Victime de moqueries et d’un manque d’intérêt, le football féminin luxembourgeois a connu des débuts difficiles et commence à peine à être vraiment pris au sérieux. Tessy Troes, réalisatrice du documentaire Um Ball, et Amy Thompson, meilleure buteuse de l’équipe nationale, témoignent

Femmes de foot

La footballeuse Amy Thompson
Photo: Sven Becker
d'Lëtzebuerger Land du 06.01.2023

Quand, du haut de ses huit ans, Tessy Troes apprend qu’elle ne peut pas jouer au foot, un monde s’effondre. Elle trouve la situation incompréhensible : dans sa famille, on ne passe pas un week-end sans regarder ce sport sacré. Deux ou trois ans après ce choc, elle trouvera finalement sa place au sein du FC Mertzig et du FC Ell.
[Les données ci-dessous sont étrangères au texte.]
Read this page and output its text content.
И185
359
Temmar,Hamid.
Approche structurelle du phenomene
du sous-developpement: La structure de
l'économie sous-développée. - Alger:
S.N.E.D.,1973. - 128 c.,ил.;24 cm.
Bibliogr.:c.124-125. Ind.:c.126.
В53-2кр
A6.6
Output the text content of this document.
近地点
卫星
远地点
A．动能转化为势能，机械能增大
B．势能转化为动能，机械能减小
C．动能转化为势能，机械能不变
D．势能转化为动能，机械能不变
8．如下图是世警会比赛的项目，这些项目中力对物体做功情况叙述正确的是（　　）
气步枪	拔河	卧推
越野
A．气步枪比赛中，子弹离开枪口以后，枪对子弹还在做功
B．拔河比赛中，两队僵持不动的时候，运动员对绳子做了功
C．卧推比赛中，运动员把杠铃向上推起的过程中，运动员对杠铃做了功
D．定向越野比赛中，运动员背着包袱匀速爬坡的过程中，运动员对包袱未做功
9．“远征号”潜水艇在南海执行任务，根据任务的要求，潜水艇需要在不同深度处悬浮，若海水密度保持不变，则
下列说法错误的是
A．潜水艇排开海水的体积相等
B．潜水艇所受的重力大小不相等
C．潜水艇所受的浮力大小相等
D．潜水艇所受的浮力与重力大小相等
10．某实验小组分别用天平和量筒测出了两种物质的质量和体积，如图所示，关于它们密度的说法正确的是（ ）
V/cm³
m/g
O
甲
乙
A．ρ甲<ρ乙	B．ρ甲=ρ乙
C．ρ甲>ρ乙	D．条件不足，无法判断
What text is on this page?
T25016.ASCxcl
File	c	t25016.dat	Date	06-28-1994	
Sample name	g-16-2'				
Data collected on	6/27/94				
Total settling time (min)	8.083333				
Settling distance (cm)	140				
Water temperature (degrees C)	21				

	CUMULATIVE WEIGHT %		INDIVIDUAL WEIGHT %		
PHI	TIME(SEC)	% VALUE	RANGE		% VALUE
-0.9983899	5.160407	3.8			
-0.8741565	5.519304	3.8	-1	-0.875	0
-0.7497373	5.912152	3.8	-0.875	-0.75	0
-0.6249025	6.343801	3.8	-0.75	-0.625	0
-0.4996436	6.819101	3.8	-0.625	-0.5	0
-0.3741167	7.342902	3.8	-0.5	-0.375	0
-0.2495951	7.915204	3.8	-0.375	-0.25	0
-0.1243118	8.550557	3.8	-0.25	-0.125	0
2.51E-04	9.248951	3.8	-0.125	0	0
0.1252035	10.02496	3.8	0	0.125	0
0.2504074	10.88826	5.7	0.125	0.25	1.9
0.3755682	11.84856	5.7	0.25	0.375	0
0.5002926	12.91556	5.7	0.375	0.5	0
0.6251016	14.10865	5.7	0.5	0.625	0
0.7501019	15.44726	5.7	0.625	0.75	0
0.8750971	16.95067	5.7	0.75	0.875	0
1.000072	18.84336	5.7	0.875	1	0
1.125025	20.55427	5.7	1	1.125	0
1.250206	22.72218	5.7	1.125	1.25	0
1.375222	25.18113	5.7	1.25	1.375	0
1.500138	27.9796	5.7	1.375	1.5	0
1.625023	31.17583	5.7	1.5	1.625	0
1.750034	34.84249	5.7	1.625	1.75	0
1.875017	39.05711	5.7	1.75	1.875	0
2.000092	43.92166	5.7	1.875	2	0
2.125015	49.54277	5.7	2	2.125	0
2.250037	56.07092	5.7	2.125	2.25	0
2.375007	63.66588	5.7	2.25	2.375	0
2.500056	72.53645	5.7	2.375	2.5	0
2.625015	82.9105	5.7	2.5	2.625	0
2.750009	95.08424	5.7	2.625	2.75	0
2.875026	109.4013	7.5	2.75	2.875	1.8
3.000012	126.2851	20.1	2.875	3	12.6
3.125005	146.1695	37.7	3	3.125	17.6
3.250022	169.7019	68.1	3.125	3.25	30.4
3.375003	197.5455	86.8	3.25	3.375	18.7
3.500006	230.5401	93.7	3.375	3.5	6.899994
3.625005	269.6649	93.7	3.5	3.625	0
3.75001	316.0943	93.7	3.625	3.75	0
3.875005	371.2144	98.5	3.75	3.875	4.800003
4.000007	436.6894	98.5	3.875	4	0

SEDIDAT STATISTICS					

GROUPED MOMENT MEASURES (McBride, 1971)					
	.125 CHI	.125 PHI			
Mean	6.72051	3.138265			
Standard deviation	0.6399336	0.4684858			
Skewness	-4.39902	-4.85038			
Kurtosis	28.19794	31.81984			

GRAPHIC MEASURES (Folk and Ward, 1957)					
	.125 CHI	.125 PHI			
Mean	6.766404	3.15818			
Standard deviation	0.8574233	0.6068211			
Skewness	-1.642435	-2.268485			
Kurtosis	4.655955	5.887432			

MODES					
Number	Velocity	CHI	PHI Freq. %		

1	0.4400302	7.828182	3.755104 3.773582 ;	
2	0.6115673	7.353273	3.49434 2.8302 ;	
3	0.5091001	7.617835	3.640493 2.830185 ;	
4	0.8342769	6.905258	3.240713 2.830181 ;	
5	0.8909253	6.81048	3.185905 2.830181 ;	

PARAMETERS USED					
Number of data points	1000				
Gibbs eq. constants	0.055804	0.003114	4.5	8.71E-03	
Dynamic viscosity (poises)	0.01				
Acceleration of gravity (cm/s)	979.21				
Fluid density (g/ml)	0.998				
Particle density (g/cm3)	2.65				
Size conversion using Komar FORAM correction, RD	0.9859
Tessy jouera jusqu’à ses vingt ans et étudiera la musicologie avant de travailler pour la Radio 100,7. En 2022, elle s’investit dans de nouveaux projets liés au storytelling, à la recherche et au cinéma. Il en sortira le documentaire Um Ball, qui retrace l’histoire du football féminin au Luxembourg (d’Land du 28.10.2022). L’idée lui en est venue après avoir lu une brochure de la Fifa mettant en valeur le football féminin dans le monde. Mais dans le livre 100 Joer FLF, publié par la Fédération luxembourgeoise de football, seules trois pages sont consacrées aux cinquante ans du football féminin national. Deuxième choc : « Je pensais que les femmes n’avaient commencé à jouer officiellement que depuis 1997 ! » La journaliste va alors chercher à retracer cette histoire méconnue, se demandant « Mais qu’est-ce que j’ai raté entre 1972 et 1997 ? »

Les équipes féminines du Grand-Duché ont rencontré plusieurs obstacles. Leur histoire commence au FC Atert Bissen, qui remporte les deux premiers championnats, avant d’être dépassé par le FC Progrès Niedercorn. Mais, après ça, les championnats féminins ne seront plus organisés. Par manque d’équipes et d’investissements de la FLF, aucun championnat officiel ne sera organisé entre la saison 1978-1979 et celle de 1983-1984. Cinq championnats prônant la supériorité de Niedercorn vont ensuite avoir lieu avant un deuxième arrêt jusqu’en… 1997. Revitalisée par les clubs portugais, la ligue se refonde alors avec toutes les joueuses côtoyées par Tessy. Niedercorn se distingue de nouveau au début des années 2000 et va même avoir l’honneur de jouer à l’international, puis d’autres clubs comme le FC Mamer, le FC Junglinster, le SC Bettembourg ou encore le Racing FC Union Luxembourg vont s’imposer. 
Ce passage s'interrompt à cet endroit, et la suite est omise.